O scan feito por dois submersíveis – ‘Romeu’ e ‘Julieta’ -, durante uma expedição de seis semanas ao local do naufrágio no Atlântico Norte, criou um modelo preciso do malogrado navio que revelou novas pistas sobre os momentos finais das tripulações e mostrou que o guindaste na estação do oficial Murdoch estava numa posição vertical, ou seja, a preparar-se para lançar outro bote salva-vidas quando se afundou o ‘Titanic’, o que corrobora o testemunho de sobreviventes da tripulação de que Murdoch, com 39 anos, foi levado por uma onda enquanto resgatava mais um grupo de passageiros.

William McMaster Murdoch nasceu a 28 de fevereiro de 1873 na cidade de Dalbeattie, Escócia, e serviu em vários navios antes de ser promovido ao cargo de primeiro oficial a bordo do ‘Titanic’. Em setembro de 1907, casou-se com uma professora neozelandesa chamada Ada Florence Banks, mas a última vez que viu a sua mulher foi a 10 de abril de 1912, antes de o ‘Titanic’ partir de Southampton.

Quando o ‘Titanic’ atingiu o iceberg às 23h40 da noite de 14 de abril de 1912, o oficial Murdoch foi colocado no comando das evacuações no lado estibordo do navio. No entanto, o que aconteceu nas horas seguintes foi motivo de controvérsia. Várias testemunhas oculares sobreviventes relataram ter visto um oficial a disparar sobre um ou dois homens que corriam para apanhar um salva-vidas e depois disparar em si mesmo.

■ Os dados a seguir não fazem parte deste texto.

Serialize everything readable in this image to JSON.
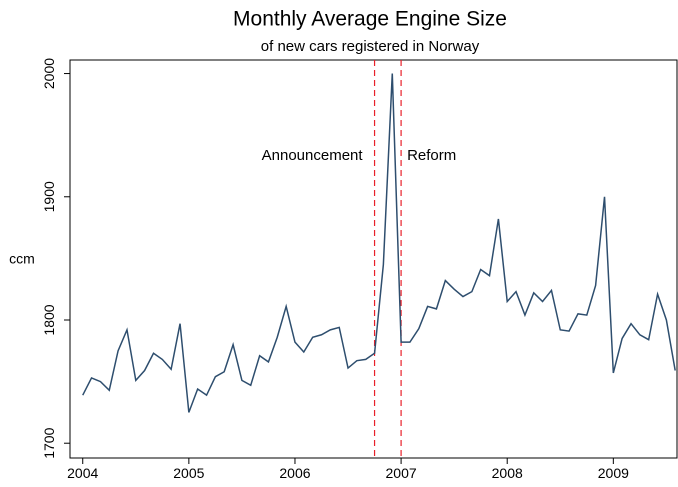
{
  "chart_data": {
    "type": "line",
    "title": "Monthly Average Engine Size",
    "subtitle": "of new cars registered in Norway",
    "ylabel": "ccm",
    "x": [
      2004,
      2004.083,
      2004.167,
      2004.25,
      2004.333,
      2004.417,
      2004.5,
      2004.583,
      2004.667,
      2004.75,
      2004.833,
      2004.917,
      2005,
      2005.083,
      2005.167,
      2005.25,
      2005.333,
      2005.417,
      2005.5,
      2005.583,
      2005.667,
      2005.75,
      2005.833,
      2005.917,
      2006,
      2006.083,
      2006.167,
      2006.25,
      2006.333,
      2006.417,
      2006.5,
      2006.583,
      2006.667,
      2006.75,
      2006.833,
      2006.917,
      2007,
      2007.083,
      2007.167,
      2007.25,
      2007.333,
      2007.417,
      2007.5,
      2007.583,
      2007.667,
      2007.75,
      2007.833,
      2007.917,
      2008,
      2008.083,
      2008.167,
      2008.25,
      2008.333,
      2008.417,
      2008.5,
      2008.583,
      2008.667,
      2008.75,
      2008.833,
      2008.917,
      2009,
      2009.083,
      2009.167,
      2009.25,
      2009.333,
      2009.417,
      2009.5,
      2009.583
    ],
    "series": [
      {
        "name": "ccm",
        "color": "#2e4e6e",
        "values": [
          1739,
          1753,
          1750,
          1743,
          1775,
          1792,
          1751,
          1759,
          1773,
          1768,
          1760,
          1797,
          1725,
          1744,
          1739,
          1754,
          1758,
          1780,
          1751,
          1747,
          1771,
          1766,
          1786,
          1811,
          1782,
          1774,
          1786,
          1788,
          1792,
          1794,
          1761,
          1767,
          1768,
          1773,
          1845,
          2000,
          1782,
          1782,
          1793,
          1811,
          1809,
          1832,
          1825,
          1819,
          1823,
          1841,
          1836,
          1882,
          1815,
          1823,
          1804,
          1822,
          1815,
          1824,
          1792,
          1791,
          1805,
          1804,
          1828,
          1900,
          1757,
          1785,
          1797,
          1788,
          1784,
          1821,
          1800,
          1759
        ]
      }
    ],
    "xlim": [
      2003.88,
      2009.6
    ],
    "xticks": [
      2004,
      2005,
      2006,
      2007,
      2008,
      2009
    ],
    "ylim": [
      1688,
      2011
    ],
    "yticks": [
      1700,
      1800,
      1900,
      2000
    ],
    "annotations": [
      {
        "x": 2006.75,
        "label": "Announcement",
        "color": "#e8202a"
      },
      {
        "x": 2007,
        "label": "Reform",
        "color": "#e8202a"
      }
    ]
  }
}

Durante anos, acreditou-se que esse oficial não identificado fosse Murdoch — uma ideia repetida na adaptação cinematográfica de James Cameron.

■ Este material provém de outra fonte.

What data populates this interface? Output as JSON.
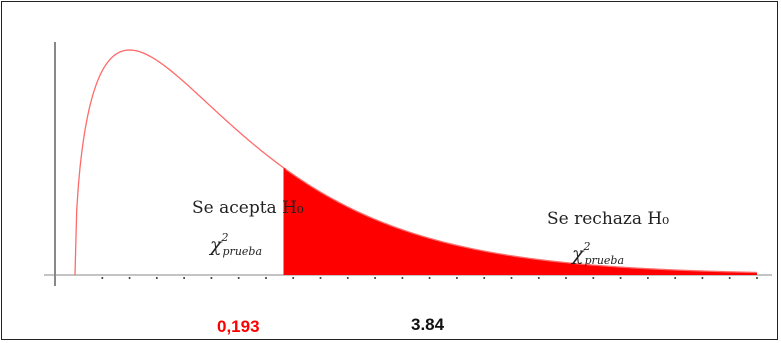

Entretanto, outros testemunhos mostraram outra versão: em particular, o segundo oficial Charles Lightoller, que afirmou ter visto Murdoch do topo da casa de convés enquanto ele era levado pelo mar.

“Este guindaste está na posição levantada, o que significa que a sua tripulação está basicamente a tentar preparar um salva-vidas para ser lançado”, sustentou Parks Stephenson, acrescentando: “Isso coincide com a descrição do segundo oficial Lightoller.”

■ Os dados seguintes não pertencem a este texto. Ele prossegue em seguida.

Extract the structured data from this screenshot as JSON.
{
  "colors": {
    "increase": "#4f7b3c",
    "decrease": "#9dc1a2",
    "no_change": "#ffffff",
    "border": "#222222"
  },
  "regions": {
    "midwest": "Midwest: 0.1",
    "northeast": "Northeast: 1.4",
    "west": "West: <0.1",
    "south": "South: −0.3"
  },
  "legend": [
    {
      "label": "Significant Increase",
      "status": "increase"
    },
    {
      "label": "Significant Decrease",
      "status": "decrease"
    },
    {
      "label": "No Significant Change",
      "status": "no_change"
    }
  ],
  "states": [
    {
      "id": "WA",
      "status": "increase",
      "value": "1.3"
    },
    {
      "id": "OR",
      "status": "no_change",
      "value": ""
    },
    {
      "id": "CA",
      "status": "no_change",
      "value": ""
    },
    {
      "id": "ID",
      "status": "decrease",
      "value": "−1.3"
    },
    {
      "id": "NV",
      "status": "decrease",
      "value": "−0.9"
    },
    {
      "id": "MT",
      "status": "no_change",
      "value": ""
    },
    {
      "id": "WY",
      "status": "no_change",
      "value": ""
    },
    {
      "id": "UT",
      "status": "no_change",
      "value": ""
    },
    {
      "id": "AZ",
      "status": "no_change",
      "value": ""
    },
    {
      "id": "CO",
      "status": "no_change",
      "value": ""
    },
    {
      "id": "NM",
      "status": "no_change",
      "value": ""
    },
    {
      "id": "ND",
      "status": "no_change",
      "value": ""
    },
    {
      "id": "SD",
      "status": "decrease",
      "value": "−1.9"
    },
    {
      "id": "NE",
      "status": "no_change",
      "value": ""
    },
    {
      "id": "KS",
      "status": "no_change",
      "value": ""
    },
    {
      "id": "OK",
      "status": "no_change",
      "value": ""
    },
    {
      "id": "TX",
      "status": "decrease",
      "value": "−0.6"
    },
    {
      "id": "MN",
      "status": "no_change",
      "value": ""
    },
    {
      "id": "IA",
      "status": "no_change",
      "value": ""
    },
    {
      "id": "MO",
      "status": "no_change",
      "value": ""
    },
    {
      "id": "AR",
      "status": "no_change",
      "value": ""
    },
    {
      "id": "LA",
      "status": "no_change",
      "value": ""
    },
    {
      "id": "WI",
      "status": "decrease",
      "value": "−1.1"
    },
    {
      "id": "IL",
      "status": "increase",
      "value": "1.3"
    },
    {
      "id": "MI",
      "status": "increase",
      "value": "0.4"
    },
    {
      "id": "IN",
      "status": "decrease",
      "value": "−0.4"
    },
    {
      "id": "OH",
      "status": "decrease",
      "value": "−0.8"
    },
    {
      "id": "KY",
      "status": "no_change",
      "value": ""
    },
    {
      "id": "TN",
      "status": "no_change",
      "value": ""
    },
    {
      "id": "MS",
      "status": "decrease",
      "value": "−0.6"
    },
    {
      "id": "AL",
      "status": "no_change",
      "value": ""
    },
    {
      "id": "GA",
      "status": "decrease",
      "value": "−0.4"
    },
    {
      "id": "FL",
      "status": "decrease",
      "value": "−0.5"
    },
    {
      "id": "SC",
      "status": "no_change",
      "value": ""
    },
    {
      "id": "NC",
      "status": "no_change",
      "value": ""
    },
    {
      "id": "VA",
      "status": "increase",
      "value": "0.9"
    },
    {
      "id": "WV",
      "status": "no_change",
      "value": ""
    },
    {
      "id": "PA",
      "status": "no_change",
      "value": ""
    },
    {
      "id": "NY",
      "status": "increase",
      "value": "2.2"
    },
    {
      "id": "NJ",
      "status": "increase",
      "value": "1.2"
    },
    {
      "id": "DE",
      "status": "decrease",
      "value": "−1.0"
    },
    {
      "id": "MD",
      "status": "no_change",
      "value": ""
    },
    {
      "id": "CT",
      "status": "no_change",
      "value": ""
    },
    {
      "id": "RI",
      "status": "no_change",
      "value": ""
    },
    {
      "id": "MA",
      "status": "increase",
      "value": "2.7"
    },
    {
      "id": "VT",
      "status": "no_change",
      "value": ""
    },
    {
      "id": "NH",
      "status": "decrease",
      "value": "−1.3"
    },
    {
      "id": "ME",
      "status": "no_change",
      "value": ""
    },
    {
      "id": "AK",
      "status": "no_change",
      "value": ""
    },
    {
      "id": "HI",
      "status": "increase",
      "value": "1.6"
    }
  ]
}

Após o lançamento do filme ‘Titanic’, os parentes sobreviventes de Murdoch e os moradores de sua cidade natal, Dalbeattie, na Escócia, reclamaram que o filme havia prejudicado a sua reputação heroica.

O vice-presidente da ‘Fox’, Scott Neeson, foi até Dalbeattie para entregar pessoalmente um pedido de desculpas à família Murdoch e doou 5 mil libras à Dalbeattie High School para financiar o Prémio Memorial William Murdoch.

As digitalizações foram realizadas para um novo documentário da ‘National Geographic’ e da ‘Atlantic Productions’ chamado “Titanic: The Digital Resurrection.” Além das imagens, uma nova simulação reconstrói o ‘RMS Titanic’ e os danos causados ​​naquela noite trágica.

As digitalizações permitiram perceber uma válvula aberta que permitiria o fluxo de vapor para o gerador do navio, o que corrobora os relatos de testemunhas oculares da noite fatídica, segundo os quais uma equipa de engenheiros corajosos trabalhou até ao fim para manter as luzes acesas.

A filmagem completa pode ser vista em “Titanic: The Digital Resurrection” na próxima terça-feira, às 20h, no ‘National Geographic Channel’.